China's cross-border yuan payment system recorded record daily settlement volumes in early 2024, driven by a rise in yuan-denominated oil trade [1].
This shift signals a potential challenge to the long-standing dominance of the U.S. dollar in global energy markets. As oil-exporting nations seek alternatives to dollar-based transactions, the geopolitical influence of the Chinese currency grows.
According to data from the cross-border yuan settlement network, the daily average settlement volume reached 199 trillion KRW in March 2024 [1]. This figure rose further to approximately 265 trillion KRW in early April 2024 [1].

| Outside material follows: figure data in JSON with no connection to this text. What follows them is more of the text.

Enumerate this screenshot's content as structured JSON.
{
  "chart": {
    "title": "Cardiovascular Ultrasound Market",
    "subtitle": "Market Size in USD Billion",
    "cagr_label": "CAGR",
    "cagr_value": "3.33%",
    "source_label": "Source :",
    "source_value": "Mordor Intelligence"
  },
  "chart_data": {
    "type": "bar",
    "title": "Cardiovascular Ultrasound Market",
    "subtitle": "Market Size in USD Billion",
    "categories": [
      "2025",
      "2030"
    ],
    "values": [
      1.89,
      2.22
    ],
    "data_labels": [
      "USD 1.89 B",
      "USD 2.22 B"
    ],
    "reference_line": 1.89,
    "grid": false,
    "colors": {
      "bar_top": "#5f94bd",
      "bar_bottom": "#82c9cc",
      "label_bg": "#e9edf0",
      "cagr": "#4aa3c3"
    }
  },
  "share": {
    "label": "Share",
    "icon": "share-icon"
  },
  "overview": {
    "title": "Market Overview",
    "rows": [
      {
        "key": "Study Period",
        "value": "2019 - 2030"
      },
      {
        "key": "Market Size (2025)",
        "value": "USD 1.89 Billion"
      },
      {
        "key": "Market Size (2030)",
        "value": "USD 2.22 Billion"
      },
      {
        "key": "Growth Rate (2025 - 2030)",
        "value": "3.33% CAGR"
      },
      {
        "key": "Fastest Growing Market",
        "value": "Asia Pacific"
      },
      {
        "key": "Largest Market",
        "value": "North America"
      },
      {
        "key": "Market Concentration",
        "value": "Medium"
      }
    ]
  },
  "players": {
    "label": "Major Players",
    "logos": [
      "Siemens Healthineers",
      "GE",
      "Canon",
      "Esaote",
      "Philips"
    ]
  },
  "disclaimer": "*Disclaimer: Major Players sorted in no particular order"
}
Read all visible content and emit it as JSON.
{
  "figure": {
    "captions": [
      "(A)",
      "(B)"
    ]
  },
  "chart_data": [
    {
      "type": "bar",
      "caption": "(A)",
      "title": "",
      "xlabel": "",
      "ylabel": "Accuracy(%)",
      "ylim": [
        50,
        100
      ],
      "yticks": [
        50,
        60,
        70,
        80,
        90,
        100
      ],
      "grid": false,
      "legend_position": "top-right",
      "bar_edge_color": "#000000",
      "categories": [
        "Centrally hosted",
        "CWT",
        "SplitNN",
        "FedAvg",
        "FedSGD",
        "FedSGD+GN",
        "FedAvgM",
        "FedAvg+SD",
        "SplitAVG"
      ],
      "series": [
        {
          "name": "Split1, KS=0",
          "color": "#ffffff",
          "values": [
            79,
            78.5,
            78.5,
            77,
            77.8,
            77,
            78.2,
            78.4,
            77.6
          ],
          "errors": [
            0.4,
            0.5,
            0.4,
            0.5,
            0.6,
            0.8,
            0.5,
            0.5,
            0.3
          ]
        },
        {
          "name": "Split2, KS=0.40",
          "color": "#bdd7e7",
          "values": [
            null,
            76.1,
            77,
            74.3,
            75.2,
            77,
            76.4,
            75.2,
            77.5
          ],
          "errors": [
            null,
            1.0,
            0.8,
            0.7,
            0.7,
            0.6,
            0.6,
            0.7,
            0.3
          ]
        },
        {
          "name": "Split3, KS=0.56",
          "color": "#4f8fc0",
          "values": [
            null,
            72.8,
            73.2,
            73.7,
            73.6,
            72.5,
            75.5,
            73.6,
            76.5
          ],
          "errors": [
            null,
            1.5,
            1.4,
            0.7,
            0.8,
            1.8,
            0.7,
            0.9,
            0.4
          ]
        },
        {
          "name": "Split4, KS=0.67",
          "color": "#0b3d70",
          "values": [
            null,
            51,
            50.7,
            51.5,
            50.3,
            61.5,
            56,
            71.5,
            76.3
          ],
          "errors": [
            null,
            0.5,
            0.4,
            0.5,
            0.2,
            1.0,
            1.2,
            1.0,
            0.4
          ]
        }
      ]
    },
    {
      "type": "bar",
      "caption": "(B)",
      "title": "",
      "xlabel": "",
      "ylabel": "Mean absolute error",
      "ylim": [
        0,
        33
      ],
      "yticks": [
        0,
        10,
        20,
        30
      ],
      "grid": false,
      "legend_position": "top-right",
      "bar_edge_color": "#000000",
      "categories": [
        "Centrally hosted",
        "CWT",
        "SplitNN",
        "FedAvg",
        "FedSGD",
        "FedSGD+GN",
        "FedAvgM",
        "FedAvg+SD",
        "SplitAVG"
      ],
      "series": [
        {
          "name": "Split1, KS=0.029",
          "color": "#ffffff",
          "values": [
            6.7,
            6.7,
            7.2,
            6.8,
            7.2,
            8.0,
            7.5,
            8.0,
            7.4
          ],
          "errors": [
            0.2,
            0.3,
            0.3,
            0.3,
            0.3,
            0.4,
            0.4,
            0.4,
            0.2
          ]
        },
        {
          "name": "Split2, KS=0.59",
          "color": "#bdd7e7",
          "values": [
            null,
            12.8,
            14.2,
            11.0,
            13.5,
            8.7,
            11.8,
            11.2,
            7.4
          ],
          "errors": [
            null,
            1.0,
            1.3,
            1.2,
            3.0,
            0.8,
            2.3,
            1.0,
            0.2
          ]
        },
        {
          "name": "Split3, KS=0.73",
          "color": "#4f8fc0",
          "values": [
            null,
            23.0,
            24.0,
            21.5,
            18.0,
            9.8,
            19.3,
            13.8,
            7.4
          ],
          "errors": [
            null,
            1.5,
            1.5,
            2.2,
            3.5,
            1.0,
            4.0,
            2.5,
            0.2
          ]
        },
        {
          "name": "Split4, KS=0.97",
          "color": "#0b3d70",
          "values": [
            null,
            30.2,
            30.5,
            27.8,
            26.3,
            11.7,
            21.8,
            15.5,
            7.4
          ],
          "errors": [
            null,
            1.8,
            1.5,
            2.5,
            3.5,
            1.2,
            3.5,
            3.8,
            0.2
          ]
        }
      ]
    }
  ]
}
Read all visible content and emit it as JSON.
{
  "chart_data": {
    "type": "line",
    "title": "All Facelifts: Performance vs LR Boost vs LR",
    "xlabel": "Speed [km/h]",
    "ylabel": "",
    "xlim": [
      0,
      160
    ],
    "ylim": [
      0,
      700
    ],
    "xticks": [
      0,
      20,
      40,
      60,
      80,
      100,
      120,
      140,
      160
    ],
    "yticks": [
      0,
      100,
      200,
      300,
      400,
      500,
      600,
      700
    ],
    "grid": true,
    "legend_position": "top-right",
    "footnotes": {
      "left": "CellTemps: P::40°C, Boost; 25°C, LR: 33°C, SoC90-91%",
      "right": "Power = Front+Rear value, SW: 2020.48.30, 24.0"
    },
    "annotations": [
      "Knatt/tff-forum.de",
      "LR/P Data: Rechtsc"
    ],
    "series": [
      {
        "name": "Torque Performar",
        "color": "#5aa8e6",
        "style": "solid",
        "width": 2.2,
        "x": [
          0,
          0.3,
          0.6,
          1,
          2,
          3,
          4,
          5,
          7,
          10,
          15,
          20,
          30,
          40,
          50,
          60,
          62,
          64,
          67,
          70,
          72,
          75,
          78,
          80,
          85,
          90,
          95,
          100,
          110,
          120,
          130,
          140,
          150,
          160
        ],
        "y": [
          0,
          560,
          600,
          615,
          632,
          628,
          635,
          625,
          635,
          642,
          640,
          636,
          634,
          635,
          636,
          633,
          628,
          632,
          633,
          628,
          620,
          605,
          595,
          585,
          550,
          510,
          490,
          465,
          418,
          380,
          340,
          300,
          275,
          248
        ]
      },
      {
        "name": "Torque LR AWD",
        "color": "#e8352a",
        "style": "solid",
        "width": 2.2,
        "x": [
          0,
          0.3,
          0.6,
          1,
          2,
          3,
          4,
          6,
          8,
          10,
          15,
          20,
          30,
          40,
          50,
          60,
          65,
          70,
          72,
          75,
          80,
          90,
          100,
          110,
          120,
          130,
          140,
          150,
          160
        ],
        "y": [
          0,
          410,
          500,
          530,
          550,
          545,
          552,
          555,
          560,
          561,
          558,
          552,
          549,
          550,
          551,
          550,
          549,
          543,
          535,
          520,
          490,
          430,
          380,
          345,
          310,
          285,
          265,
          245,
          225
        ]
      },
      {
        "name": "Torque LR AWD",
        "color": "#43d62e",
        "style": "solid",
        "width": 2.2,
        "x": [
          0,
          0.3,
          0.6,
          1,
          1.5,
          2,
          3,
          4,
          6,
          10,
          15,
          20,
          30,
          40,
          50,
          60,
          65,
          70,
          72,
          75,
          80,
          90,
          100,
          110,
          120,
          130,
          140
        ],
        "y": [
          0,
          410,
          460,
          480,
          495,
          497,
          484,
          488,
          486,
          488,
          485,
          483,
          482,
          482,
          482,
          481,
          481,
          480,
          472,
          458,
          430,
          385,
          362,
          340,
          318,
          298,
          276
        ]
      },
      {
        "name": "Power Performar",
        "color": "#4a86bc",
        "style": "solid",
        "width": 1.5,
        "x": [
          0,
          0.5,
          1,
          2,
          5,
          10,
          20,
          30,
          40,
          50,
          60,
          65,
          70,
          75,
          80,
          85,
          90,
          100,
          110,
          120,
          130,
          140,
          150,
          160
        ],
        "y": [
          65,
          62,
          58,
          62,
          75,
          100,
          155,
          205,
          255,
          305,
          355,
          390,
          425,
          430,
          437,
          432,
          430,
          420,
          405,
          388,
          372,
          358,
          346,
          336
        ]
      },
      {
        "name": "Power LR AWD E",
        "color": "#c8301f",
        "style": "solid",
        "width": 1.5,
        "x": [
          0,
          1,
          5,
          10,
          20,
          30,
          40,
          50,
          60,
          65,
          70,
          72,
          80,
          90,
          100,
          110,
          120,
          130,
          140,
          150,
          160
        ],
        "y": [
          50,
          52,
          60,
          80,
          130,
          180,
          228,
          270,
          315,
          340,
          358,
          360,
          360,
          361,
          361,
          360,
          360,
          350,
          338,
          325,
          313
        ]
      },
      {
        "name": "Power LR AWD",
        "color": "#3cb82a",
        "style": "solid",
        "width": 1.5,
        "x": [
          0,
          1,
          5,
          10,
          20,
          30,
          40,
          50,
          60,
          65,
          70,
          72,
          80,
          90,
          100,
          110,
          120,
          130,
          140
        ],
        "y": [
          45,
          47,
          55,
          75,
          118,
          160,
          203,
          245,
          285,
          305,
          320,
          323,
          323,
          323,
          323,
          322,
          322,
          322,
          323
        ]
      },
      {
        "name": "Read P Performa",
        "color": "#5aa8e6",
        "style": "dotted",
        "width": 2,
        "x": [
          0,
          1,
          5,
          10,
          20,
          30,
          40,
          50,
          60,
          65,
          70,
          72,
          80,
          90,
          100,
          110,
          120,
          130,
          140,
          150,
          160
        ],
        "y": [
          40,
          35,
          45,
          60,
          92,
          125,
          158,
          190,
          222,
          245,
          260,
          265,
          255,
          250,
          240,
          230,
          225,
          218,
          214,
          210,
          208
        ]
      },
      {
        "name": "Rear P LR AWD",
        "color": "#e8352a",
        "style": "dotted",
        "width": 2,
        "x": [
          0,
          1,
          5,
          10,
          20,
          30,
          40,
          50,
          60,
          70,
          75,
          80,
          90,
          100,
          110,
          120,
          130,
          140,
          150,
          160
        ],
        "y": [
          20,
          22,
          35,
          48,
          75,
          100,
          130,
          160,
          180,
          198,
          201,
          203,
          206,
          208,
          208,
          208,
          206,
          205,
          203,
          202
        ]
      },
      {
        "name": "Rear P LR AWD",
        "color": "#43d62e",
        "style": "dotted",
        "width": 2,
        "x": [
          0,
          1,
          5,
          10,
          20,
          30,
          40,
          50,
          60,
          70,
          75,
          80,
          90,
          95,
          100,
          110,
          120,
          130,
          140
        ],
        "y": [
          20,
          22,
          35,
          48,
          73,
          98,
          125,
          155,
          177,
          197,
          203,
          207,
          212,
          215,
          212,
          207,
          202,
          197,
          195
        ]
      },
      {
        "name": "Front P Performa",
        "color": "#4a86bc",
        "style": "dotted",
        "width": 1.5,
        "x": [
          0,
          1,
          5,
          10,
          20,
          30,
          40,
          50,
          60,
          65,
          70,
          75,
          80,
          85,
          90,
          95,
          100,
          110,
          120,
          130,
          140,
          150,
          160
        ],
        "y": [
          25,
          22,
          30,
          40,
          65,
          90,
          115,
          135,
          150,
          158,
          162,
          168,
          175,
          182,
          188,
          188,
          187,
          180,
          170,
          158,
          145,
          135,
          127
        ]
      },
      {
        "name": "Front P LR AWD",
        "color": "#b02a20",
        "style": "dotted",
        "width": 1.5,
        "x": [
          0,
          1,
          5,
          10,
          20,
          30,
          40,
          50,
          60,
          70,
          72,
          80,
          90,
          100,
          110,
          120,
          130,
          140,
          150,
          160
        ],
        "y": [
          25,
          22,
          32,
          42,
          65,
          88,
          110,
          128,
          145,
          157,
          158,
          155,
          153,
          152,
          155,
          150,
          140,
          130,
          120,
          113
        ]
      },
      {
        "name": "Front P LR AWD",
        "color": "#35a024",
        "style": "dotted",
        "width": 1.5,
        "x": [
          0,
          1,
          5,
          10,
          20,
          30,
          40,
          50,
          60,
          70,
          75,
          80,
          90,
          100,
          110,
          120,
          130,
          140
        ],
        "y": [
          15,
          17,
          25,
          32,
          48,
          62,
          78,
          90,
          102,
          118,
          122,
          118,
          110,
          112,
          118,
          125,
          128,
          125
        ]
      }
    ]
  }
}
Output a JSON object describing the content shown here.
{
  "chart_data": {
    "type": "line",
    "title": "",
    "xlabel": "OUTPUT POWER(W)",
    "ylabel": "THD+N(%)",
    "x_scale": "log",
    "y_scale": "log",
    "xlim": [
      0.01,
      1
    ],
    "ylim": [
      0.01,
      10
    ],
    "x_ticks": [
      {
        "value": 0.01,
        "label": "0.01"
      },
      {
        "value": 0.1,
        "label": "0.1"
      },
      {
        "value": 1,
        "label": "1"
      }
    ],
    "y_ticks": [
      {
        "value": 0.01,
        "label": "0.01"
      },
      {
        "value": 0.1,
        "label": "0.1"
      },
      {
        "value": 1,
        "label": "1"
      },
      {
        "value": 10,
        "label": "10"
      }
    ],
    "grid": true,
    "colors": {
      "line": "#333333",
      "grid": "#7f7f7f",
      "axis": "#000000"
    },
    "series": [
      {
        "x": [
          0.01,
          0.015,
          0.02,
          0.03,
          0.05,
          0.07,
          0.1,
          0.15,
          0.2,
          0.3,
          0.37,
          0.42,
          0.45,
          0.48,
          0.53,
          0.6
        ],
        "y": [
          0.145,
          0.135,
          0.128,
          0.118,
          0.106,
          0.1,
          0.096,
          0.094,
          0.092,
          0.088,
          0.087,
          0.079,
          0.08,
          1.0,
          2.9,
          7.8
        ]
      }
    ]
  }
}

Several factors are contributing to this increase. U.S. sanctions that limit dollar payments for Russia and Iran have forced these nations to utilize the yuan for their oil trade [1]. Additionally, Saudi Arabia is gradually increasing its use of the yuan in oil sales [1].
Despite these record figures, the U.S. dollar maintains a strong grip on the global energy sector. The dollar still accounts for roughly 80% of all global oil-trade payments [1].
The growth of the yuan payment system reflects a broader trend of diversification among major oil producers. By reducing reliance on a single currency, these nations aim to mitigate the risks associated with U.S. financial sanctions, a strategy that aligns with China's goal of internationalizing its currency.
“The daily average settlement volume reached 199 trillion KRW in March 2024.”
The surge in yuan settlements indicates that the 'petrodollar' system is facing incremental erosion. While the US dollar remains the primary global reserve and trade currency, the adoption of China's payment infrastructure by key energy exporters suggests a strategic move toward a multipolar financial system to bypass US sanctions.